Morning Hubski! Welcome to a Thursday edition.
We're still trying to get the configuration settings for our new "sync" (think SQL replication without all the benefits of having it done for you) functionality pinned down tight. Which essentially means that you have have to go each table, column by column and determine how a 'key' can be derived from the data inside (its really tricky! Sometimes you can forget exactly what users can change and your left with a bunch of 'dupes' once your keys go bad). Luckily, I've been doing this kind of thing in the database now for over eight months; I've becoming pretty good at being able to eye what a good key will be. Duplicates are a man made construct anyway.
Bugs have been steadily rolling in. We went live with around 20 rigs in the past four months. After doing my little part for the overall sync configuration, I've been tracking this one bug that is spewing orphaned records into a couple of tables at a pretty high rate. As of right now I suspect 1/3rd (530,000 some odd rows) of the table is actually garbage. I plan to exterminate the bad data, and correct the module(s) that are causing it. I think its just a stored procedure with a couple of joins that are not explicit enough.
On the side, I'm working on a database driven web scraper that I'm hoping will be able to be pretty dynamic and configurable. The overall idea being that you'd be able to configure the scraper to go to websites,and it will go and try to scrape out whatever you've defined as the domain model for it. If the website changes, no big deal, just go back and re-evaluate your xpaths and redefine the node commands for it and viola, its back up and running.

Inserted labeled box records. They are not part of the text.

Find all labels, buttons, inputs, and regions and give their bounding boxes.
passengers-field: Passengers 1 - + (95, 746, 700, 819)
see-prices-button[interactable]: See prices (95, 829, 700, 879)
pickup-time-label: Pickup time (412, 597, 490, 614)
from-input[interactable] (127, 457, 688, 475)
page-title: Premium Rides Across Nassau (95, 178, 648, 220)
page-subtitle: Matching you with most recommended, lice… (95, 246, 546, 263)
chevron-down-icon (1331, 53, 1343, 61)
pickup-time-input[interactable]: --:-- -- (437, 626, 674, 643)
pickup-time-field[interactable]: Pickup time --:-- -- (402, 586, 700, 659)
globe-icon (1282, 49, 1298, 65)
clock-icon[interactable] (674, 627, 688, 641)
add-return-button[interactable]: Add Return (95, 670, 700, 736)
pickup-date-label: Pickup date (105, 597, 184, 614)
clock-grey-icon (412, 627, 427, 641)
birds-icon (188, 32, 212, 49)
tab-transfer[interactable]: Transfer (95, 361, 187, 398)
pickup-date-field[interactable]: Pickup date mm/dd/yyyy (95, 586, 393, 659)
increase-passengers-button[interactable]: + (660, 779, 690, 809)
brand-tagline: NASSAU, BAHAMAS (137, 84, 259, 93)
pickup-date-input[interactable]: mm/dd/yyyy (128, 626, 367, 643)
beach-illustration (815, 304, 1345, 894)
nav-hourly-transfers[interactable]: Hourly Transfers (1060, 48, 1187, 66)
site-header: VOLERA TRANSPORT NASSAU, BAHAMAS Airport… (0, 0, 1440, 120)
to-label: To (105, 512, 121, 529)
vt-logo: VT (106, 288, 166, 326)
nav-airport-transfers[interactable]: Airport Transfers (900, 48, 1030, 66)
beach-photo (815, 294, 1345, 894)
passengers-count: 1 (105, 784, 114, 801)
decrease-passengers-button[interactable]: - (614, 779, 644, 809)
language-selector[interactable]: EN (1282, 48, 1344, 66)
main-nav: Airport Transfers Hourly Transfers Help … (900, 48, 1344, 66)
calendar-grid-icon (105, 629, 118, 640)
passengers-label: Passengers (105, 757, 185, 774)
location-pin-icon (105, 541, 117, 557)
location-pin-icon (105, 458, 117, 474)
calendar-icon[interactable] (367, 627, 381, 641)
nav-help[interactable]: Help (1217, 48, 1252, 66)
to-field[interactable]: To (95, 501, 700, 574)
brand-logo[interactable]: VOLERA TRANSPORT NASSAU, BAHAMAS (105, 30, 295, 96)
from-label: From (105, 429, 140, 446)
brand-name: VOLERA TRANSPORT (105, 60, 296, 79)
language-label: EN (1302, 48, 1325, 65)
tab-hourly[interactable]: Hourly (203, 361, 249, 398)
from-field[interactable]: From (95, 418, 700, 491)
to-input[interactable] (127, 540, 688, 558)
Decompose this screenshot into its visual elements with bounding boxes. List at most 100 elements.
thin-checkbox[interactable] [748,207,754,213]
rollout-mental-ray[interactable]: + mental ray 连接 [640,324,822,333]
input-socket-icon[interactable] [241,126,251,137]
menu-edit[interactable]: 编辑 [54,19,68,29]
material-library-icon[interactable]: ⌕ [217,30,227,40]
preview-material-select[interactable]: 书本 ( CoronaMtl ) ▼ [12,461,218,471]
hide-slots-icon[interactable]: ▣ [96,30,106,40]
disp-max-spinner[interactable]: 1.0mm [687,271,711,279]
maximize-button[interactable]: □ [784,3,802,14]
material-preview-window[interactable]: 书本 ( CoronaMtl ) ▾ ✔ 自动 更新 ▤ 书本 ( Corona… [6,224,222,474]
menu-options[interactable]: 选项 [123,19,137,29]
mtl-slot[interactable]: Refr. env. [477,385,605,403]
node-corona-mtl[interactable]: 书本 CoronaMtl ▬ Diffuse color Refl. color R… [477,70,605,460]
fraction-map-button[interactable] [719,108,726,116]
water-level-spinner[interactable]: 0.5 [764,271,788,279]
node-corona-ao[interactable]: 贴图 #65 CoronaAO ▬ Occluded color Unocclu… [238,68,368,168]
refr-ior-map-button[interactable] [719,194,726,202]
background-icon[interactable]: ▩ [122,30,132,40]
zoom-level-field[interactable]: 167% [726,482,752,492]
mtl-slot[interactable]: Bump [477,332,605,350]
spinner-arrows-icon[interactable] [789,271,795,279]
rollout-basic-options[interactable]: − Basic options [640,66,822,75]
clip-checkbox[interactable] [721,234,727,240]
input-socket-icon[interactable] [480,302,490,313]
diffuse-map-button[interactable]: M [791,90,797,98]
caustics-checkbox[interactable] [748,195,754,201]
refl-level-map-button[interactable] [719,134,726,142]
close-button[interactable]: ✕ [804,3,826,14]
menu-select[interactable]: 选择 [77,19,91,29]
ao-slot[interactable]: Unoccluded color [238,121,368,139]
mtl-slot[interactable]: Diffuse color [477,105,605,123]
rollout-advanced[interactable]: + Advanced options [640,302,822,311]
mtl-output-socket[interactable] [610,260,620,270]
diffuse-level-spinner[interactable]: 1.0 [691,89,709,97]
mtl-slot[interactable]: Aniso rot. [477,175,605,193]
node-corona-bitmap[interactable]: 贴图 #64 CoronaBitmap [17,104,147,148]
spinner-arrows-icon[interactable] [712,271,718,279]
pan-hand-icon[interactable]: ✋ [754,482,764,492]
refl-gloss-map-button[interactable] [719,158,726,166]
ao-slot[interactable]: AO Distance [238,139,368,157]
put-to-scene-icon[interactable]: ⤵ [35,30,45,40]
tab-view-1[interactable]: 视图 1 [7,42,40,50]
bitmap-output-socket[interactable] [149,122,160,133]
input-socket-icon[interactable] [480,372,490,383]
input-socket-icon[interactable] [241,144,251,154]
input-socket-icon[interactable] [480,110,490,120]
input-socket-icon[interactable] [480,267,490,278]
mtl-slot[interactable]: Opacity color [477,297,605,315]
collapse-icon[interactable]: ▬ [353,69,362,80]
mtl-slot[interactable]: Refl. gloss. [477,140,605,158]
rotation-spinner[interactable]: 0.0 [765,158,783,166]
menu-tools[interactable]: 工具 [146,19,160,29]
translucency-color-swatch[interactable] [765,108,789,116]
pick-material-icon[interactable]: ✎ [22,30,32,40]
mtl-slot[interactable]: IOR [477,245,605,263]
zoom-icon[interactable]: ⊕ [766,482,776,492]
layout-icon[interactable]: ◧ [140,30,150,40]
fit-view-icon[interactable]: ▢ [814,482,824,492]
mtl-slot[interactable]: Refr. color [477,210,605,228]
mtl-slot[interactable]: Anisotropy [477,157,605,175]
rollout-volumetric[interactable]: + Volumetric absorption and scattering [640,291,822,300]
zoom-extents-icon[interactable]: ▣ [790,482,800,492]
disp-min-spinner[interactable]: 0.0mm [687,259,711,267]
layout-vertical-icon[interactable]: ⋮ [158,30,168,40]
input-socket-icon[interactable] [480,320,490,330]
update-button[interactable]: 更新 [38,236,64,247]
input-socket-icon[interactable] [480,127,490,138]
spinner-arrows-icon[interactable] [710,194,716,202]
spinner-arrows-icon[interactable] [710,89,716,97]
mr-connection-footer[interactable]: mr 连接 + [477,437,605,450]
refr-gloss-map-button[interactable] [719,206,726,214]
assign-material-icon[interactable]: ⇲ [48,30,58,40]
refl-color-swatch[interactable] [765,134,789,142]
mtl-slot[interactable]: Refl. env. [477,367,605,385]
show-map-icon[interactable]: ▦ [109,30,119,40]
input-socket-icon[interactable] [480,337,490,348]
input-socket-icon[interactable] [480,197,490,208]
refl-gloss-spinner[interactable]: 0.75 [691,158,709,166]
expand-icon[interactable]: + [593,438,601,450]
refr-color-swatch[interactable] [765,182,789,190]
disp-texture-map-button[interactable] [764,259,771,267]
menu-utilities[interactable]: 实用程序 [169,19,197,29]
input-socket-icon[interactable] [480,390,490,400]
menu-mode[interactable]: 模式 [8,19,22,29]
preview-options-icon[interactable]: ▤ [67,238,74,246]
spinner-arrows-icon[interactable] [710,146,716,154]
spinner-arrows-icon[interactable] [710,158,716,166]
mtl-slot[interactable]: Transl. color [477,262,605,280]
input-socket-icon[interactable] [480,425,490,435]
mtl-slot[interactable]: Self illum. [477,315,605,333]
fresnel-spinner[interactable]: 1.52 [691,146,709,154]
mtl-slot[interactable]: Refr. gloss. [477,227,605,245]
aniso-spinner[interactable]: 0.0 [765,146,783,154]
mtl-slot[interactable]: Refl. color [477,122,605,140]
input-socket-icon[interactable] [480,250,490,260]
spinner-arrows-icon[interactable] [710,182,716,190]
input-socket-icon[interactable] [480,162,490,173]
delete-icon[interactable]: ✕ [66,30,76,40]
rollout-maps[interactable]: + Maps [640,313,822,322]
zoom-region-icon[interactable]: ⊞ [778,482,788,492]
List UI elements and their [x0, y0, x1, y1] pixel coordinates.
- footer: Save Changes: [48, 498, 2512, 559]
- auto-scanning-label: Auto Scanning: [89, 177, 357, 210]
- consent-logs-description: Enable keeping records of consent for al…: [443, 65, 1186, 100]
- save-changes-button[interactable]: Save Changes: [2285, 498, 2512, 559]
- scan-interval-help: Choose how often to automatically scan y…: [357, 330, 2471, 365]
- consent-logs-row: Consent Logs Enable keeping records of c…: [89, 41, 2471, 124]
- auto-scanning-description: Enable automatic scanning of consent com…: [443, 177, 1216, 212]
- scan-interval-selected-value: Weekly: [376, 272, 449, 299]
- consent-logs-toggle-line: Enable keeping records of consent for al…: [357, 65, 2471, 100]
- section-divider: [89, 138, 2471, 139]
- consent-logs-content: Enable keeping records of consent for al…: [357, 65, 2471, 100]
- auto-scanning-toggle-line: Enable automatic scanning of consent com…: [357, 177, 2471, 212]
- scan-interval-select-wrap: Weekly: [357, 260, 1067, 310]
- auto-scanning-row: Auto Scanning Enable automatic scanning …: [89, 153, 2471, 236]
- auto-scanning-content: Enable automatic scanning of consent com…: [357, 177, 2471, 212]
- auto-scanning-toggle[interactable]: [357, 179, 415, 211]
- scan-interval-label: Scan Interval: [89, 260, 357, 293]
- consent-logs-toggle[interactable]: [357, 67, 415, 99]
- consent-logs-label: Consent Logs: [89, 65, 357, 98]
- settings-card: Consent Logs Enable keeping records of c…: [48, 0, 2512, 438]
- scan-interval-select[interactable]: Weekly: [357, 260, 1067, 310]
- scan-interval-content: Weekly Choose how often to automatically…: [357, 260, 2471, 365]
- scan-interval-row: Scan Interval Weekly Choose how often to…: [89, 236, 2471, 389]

I'm hoping that I can spring up dynamic restful services to serve as an ad hoc API for websites that don't have one. It has a long way to go.
What are you working on today?
Rather to my surprise, I wrote a hundred lines of code between getting up and going to work this morning. I'm building an environment to help teach my students programming, which consists of panels where you can define functions on the left, and a repl-like thingy on the right where you can call functions, see their results, click on the results to expand a trace of computations, zoom in and out of the trace. Eventually I hope to be able to make an edit to a function and automatically rerun all the commands in the 'session', flagging any changes or errors. Automatic unit tests for a fraction of the effort.
As of this morning, the left side is done. Screenshot:
I'm going to start wiring up the right side next. (The repl and trace browser are already done as standalone commands.)